# Deleting DVR history, Timers etc.



## apollo1300 (Oct 20, 2005)

How do you delete DVR history and timers etc?
If I delete a timer it still shows up in the list with a "deleted" flag". 

I't unimaginable that this feature does not exist, yet I have been unable to figure out how to do it.


----------



## Mike Johnson (Jan 16, 2005)

Welcome, Apollo1300!

As far as I know, there is no way to delete the DVR history until they auto-delete after 9 days.

If you delete a timer, it will show up as "deleted" until the nightly reboot and file maintenance. This normally isn't a problem, but sometimes when you are adjusting timers, you need the event to be reset and not be "deleted". A soft-boot will usually clear it.
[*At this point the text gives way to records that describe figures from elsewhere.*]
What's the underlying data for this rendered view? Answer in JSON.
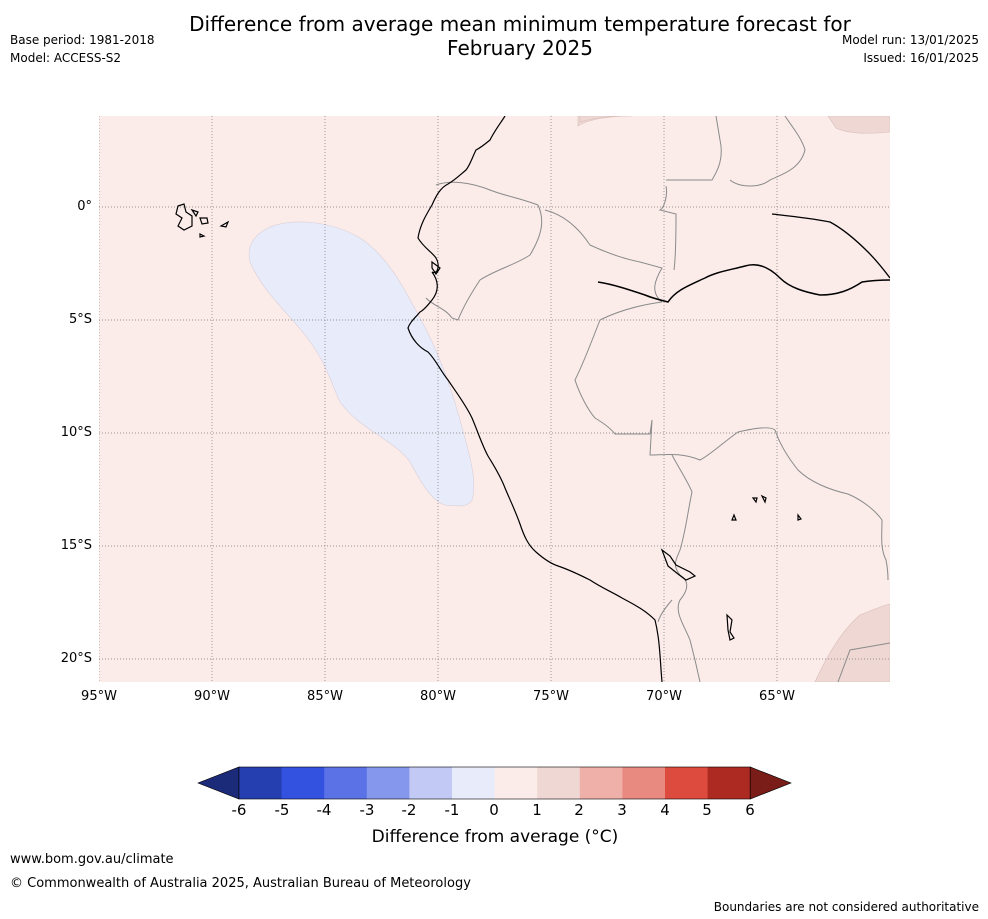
{
  "title_line1": "Difference from average mean minimum temperature forecast for",
  "title_line2": "February 2025",
  "base_period": "Base period: 1981-2018",
  "model": "Model: ACCESS-S2",
  "model_run": "Model run: 13/01/2025",
  "issued": "Issued: 16/01/2025",
  "map": {
    "lat_labels": [
      "0°",
      "5°S",
      "10°S",
      "15°S",
      "20°S"
    ],
    "lon_labels": [
      "95°W",
      "90°W",
      "85°W",
      "80°W",
      "75°W",
      "70°W",
      "65°W"
    ],
    "background_color": "#fbecea",
    "anomaly_negative_color": "#e8ecfa",
    "anomaly_warm_color": "#efd8d4",
    "coast_color": "#000000",
    "border_color": "#8a8a8a"
  },
  "colorbar": {
    "tick_labels": [
      "-6",
      "-5",
      "-4",
      "-3",
      "-2",
      "-1",
      "0",
      "1",
      "2",
      "3",
      "4",
      "5",
      "6"
    ],
    "colors": [
      "#1c2a7a",
      "#263fb0",
      "#3352e0",
      "#5a72e6",
      "#8597ec",
      "#c2c9f4",
      "#e8ecfa",
      "#fbecea",
      "#efd8d4",
      "#efb0aa",
      "#e88a80",
      "#dc4b3e",
      "#ad2a22",
      "#7a1c18"
    ],
    "title": "Difference from average (°C)"
  },
  "footer": {
    "url": "www.bom.gov.au/climate",
    "copyright": "© Commonwealth of Australia 2025, Australian Bureau of Meteorology",
    "disclaimer": "Boundaries are not considered authoritative"
  }
}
Hold in the front panel power button for 10 seconds.


----------



## MrC (Jun 6, 2005)

Gotta hide that porn... gotta hide that porn!


----------



## lakebum431 (Jun 30, 2005)

MrC said:


> Gotta hide that porn... gotta hide that porn!


HA! That was good for a Monday morning laugh. :lol:


----------



## LtMunst (Aug 24, 2005)

MrC said:


> Gotta hide that porn... gotta hide that porn!


Just have to make sure "Hide Adult" is enabled in the locks. "Locked event" will show in the history, so the wife will know you were watching porn, just not what kind of porn.


----------